Since fall 2020 we have remained open. Our membership has not returned to pre-COVID-19 numbers, but is slowly increasing. We were extremely fortunate to have members who continued to pay their monthly dues while our building was closed. These donations, and others, helped us keep our staff employed, which was of great importance to our Board of Directors and our management team. You must first be accountable to your staff, otherwise how can you tell the community that you are a socially responsible organization? How can you serve the community?

When it comes to social responsibility, making sure the Y is for everyone is a priority for us. We know that in all communities, there are people who are underrepresented, who are marginalized and who do not receive the services necessary for their development. Our organization works collaboratively with government, with other non-profit organizations and educational institutions to address the intergenerational poverty and academic gaps that exist and to work to change systems that create unfair inequalities.

This includes providing a scholarship to those facing economic hardship. We offer discounted rates on membership, childcare, summer camp registration, programming and services. We also create specific programs for individuals and communities who might otherwise not feel welcome, such as our Embodying Gender Through Voice and Movement workshop and a range of LGBTQ+ offerings.

A commitment to social responsibility requires us to take a stand on issues of social justice. At the start of COVID-19, when there were a lot of hateful messages directed at the Asian community, as if they were responsible for it, we put in place marketing materials to counter this misinformation. Our social justice work has called on us to demonstrate together as staff at Black Lives Matter rallies and to offer public support and advocacy to our African American community.
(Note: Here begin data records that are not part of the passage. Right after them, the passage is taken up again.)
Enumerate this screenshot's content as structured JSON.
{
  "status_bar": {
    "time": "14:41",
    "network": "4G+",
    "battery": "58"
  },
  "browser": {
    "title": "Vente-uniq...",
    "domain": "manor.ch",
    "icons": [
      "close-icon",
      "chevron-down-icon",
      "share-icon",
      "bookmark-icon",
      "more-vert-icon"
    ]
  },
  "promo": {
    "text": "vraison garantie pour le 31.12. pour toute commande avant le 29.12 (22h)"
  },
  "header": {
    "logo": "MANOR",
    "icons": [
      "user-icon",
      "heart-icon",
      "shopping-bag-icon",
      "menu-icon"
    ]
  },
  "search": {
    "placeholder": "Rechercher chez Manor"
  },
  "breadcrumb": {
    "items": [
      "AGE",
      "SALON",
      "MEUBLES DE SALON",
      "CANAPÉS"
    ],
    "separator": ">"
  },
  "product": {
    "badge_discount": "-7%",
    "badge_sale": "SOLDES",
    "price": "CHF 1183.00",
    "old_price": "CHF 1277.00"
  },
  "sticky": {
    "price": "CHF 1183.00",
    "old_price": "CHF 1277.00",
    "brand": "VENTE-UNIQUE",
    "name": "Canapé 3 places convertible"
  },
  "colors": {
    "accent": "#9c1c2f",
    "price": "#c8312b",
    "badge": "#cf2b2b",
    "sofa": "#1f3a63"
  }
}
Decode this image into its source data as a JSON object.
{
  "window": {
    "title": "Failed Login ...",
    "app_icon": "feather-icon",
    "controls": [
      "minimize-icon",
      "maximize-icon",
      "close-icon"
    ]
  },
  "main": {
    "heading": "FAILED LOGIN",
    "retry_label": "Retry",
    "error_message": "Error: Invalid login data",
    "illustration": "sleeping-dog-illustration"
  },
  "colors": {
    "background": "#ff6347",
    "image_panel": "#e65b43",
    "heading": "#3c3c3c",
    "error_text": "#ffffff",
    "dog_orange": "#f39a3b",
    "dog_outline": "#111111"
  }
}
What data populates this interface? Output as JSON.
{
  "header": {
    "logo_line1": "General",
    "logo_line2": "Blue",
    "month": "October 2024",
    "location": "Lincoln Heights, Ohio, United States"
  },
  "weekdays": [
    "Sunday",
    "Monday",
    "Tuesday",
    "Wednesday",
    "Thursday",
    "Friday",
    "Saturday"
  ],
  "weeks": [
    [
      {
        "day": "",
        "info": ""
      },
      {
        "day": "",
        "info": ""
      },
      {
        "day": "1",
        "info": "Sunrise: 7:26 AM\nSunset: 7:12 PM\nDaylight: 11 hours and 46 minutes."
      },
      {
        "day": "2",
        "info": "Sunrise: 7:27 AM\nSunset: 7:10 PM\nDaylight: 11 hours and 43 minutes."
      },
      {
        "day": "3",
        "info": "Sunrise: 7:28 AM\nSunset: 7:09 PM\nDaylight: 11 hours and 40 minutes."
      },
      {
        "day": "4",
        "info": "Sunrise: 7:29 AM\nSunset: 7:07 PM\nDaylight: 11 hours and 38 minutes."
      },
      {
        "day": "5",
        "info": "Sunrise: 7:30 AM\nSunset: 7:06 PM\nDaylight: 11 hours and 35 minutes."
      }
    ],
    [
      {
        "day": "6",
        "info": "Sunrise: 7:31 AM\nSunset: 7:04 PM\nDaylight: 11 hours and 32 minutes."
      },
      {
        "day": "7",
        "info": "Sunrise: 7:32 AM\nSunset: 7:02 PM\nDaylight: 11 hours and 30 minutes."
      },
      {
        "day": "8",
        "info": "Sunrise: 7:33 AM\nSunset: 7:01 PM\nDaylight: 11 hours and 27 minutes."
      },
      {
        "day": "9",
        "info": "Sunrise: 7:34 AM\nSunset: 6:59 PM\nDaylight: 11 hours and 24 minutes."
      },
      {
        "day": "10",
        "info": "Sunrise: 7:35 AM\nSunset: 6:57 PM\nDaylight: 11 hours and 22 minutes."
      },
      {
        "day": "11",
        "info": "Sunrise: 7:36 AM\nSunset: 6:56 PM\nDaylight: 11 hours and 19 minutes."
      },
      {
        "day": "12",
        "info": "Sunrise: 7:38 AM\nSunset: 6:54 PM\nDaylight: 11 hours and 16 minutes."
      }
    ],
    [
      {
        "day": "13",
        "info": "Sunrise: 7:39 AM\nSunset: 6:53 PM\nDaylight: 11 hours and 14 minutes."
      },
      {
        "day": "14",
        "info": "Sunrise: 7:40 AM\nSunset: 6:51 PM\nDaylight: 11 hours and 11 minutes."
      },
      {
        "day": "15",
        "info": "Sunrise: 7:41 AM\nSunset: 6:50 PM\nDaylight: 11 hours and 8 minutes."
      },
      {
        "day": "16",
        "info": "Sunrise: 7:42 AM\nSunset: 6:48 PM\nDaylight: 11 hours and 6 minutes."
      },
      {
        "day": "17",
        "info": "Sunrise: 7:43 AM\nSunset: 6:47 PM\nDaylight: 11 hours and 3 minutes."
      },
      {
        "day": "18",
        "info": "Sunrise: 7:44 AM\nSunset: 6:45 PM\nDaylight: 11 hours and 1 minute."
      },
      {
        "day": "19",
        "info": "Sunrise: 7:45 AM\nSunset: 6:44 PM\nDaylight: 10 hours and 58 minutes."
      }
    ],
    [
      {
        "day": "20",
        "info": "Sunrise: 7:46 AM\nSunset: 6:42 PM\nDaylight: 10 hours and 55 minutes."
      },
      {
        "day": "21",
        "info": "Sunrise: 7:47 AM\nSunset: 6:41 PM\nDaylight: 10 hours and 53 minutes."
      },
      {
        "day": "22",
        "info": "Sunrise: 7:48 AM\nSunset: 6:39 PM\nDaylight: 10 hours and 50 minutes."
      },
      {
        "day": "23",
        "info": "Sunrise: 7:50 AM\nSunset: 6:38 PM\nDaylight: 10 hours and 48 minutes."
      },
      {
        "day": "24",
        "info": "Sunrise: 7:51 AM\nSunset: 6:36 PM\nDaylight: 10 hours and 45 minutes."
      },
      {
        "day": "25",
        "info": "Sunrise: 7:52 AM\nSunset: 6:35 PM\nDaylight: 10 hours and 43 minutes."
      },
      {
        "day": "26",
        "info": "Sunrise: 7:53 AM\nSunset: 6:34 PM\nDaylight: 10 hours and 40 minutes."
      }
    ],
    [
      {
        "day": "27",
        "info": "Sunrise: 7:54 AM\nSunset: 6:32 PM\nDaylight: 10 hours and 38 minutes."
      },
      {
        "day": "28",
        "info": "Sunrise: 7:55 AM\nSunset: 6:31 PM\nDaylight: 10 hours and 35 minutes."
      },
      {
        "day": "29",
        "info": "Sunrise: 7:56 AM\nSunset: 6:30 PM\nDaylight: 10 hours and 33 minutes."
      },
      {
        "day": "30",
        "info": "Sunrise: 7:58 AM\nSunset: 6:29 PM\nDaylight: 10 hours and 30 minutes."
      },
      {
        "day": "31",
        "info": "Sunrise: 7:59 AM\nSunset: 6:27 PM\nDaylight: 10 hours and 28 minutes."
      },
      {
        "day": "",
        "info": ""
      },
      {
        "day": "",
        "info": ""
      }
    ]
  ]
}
As a leader of color, I believe having people of color in leadership roles is extremely important to enable representation and cultural competency. There are fabulous white allies out there who are doing great work on diversity, equity and inclusion, but it’s important to have people of color in all roles in an organization, many of whom are more intentionally focused on equity issues. Nationally, the leadership of the YMCA movement still does not match the demographics of the communities we serve. It is important that we make concerted efforts to overcome this.

For me, my team and everyone in our community, the past two years have been exhausting. It is a challenge to continue to serve when you have a small staff and need to find the people who want to look after the welfare of others in person. It is difficult to maintain morale and to be able to adequately reward staff for their perseverance, loyalty and passion for service at a time when revenues are reduced.

These are challenges that many nonprofit leaders face, in addition to remaining creative and able to navigate their way to meet the needs of the community as they constantly change and the rules change. We look for opportunities to stay relevant and continue to serve the community in a way that is driven by their voice.

I am encouraged that the YMCA often serves as a bridge builder. There is so much dissension in our communities among the people. We hope that the programs and services we provide and our commitment to inclusion can enable people of different opinions and backgrounds to come together, feel welcome, and find common ground and compassion. for each other.

Toni Kayumi is CEO of the Ann Arbor YMCA. This entry is part of our Non-profit journal project, an initiative inviting nonprofit leaders in Metro Detroit to share their thoughts via journal entries on how COVID-19, increased awareness of racial injustice and inequality, issues of change climate and more affect their work – and how they respond. This series is made possible through the generous support of our partners, the Michigan Nonprofit Association and Co.act Detroit.